The Nasty Bits: Collected Varietal Cuts, Usable Trim, Scraps, and Bones (Anthony Bourdain)
This is a collection of short articles, rants, and other bits and pieces of Bourdain’s writing, roughly divided into sections that are labeled with tastes (Sweet, Sour, Umami, etc.) that are clearly meant to convey emotions. They’re all worth reading, even if at the very end he provides short commentary on each piece and mostly dismisses them as hopelessly flawed. It’s an interesting tour of his mind, and if – in light of his recent suicide – the throwaway joke about hanging himself in a hotel room seems rather grim, for the most part you get drawn in and are happy to tag along with him in his travels. That’s really what Bourdain’s gift was, becoming your companion on trips you’ll never take and probably wouldn’t enjoy if you did but which you do enjoy when you’re with him. His death is a loss for us all.
The Silk Roads: A New History of the World (Peter Frankopan)

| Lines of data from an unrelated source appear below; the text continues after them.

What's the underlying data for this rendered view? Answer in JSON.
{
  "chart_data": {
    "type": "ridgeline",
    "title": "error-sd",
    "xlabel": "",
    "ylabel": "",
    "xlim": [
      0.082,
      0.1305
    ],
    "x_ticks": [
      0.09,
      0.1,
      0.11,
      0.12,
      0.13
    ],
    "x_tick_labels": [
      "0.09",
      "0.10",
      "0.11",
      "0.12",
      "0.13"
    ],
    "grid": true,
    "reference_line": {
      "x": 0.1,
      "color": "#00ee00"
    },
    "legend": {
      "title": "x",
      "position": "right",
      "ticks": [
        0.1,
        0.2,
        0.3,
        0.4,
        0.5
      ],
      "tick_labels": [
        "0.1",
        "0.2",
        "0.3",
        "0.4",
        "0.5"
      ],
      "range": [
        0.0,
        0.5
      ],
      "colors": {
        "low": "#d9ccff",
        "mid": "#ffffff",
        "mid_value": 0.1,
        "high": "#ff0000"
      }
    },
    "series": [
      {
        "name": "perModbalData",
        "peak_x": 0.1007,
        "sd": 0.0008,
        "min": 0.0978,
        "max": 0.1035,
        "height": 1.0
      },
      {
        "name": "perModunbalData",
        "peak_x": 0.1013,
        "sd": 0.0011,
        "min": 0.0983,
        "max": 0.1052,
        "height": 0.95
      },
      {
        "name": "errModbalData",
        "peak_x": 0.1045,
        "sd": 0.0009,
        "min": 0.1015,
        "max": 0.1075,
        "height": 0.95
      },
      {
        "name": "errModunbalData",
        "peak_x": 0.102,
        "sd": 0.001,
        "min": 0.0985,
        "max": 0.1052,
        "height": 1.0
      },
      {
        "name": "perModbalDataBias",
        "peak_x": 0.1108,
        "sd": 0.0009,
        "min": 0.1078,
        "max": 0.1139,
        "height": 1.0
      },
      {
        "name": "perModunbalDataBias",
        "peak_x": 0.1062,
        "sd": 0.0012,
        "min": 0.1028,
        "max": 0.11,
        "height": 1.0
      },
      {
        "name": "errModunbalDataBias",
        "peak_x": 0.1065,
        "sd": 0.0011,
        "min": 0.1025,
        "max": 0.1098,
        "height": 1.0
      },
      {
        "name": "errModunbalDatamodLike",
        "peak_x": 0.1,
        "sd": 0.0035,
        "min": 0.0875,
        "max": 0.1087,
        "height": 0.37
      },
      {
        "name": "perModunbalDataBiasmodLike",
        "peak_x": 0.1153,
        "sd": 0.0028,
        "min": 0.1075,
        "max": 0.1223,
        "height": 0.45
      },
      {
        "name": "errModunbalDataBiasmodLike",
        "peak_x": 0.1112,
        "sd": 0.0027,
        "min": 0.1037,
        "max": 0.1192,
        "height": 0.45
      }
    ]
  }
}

The current domination of the world by the West – first, beginning in the 1500s, by Europe and then, beginning in the 1900s, by the United States – is something of a historical anomaly, and one that this book tries to correct. Frankopan begins with the simple observation that it is neither the West nor the East (China, Japan, and so on) that has been the pivot around which human history has revolved for most of its run, but rather the Silk Road, broadly defined – the area of southern Asia that has linked East and West since humans began trading long distance – that played that role. It includes such modern-day countries as India, Pakistan, Afghanistan, Iran, Iraq, Armenia, Azerbaijan, Kyrgyzstan, Kazakhstan, and so on. It’s here that the resources of East and West flowed back and forth, enriching the nations at either end. It’s here that the main resources of the modern world – fossil fuels, rare earth metals, and so on – exist in abundance. And it’s here that Frankopan would like to recenter the story of human history. This dense but readable book is designed for a popular rather than scholarly audience, and it can largely be broken down into two parts, even if Frankopan doesn’t do so explicitly. In the first part the nations of the Silk Road are the subject – the actors, the doers. Here we see Persia, India, and the kingdoms of antiquity emerging and becoming, acting and doing. In the second and longer part (probably because of the disproportionate level of documentation), the nations of the Silk Road are the object – acted upon, done to. They are the colonies and prizes of the West, and rather than tell their story directly Frankopan uses them to give a different perspective on Western history. His focus on the modern Middle East in the run-up to World War I, for example, is illuminating. He has little patience for the dismissive and short-sighted treatment of the Silk Roads by the West – his evisceration of American actions since WWII is particularly biting – but his main point is clear: there is a new Silk Road rising, and East and West need to recognize and account for that fact.